In 2015 the same team at MIT CSAIL built processor chip ‘Ascend’ that provably protects against memory traffic analysis attack Ascend uses a new, simple and efficient Oblivious Random Access Memory (ORAM) design called Path ORAM, suitable for efficient hardware implementation. It can be used to strengthen SGX's security by obfuscating traffic patterns from memory to disk. This received an ACM CCS Best Paper Award in 2013.
Education
Van Dijk’s best-cited article, however, describes fully homomorphic encryption, which is used to explain how computation can be done under encryption to first-year students in mathematics. Marten van Dijk: “I am glad to be able to contribute to the scientific community in this way”.
Van Dijk
As head of CWI’s Computer Security group Marten van Dijk is a very experienced computer security researcher, both in academia and industry. Early in his career he became the lead inventor of the error correcting codes used in Blu-ray discs at Philips Research Lab. At RSA Labs in the USA, he co-designed the awarded IRIS authenticated file system. His research on fully homomorphic encryption over integers was nominated for Best Paper Award at Eurocrypt 2010.

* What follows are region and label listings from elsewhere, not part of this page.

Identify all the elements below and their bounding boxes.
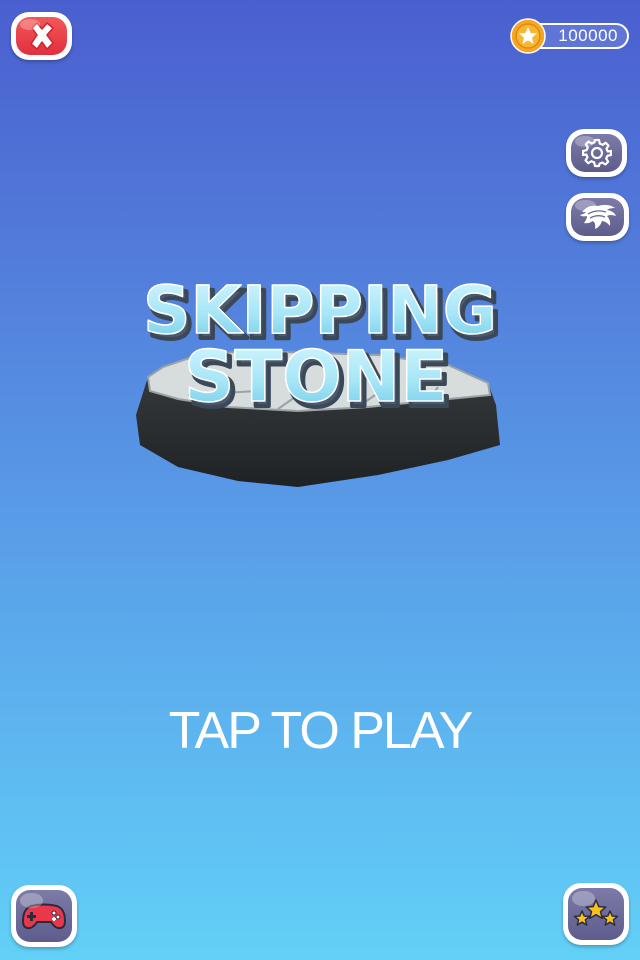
game-logo: SKIPPING SKIPPING STONE STONE [128,255,508,495]
coin-icon [510,18,546,54]
settings-button-face [571,134,622,172]
logo-title-line2-face: STONE [184,336,448,418]
settings-button[interactable] [566,129,627,177]
more-games-button-face [16,890,72,942]
skin-button-face [571,198,624,236]
more-games-button[interactable] [11,885,77,947]
hair-icon [579,204,616,229]
gear-icon [581,138,612,168]
rate-button[interactable] [563,883,629,945]
close-button-face [16,17,67,55]
gamepad-icon [21,903,67,930]
close-icon [29,22,54,50]
coin-counter: 100000 [510,18,631,54]
tap-to-play-prompt[interactable]: TAP TO PLAY [0,700,640,762]
close-button[interactable] [11,12,72,60]
skin-button[interactable] [566,193,629,241]
stars-icon [573,899,619,926]
rate-button-face [568,888,624,940]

Van Dijk has also published on hardware security and cyber physical system security. He worked with Intel-SGX, studied the security of so-called cloud FPGAs, adversarial machine learning and differential privacy for federated learning. He continues research in secure computing environments for robust intelligence and started the Dutch Secure Autonomous Cloud (DUSAC) initiative.
Apart from his work at CWI Van Dijk holds a professorship at the ECE department at the University of Connecticut. Marten van DIjk has published more than 100 papers in applied cryptography and hardware security and is quoted over 16,500 times with an H-index of 53 on Google scholar.
IEEE
The Institute of Electrical and Electronics Engineers (IEEE) is the world's largest technical professional society. Recognizing the achievements of its members is an important part of the mission of IEEE. Each year, following a rigorous evaluation procedure, the IEEE Fellow Committee recommends a select group of recipients for elevation to IEEE Fellow. Less than 0.1% of voting members are selected each year for this member grade elevation.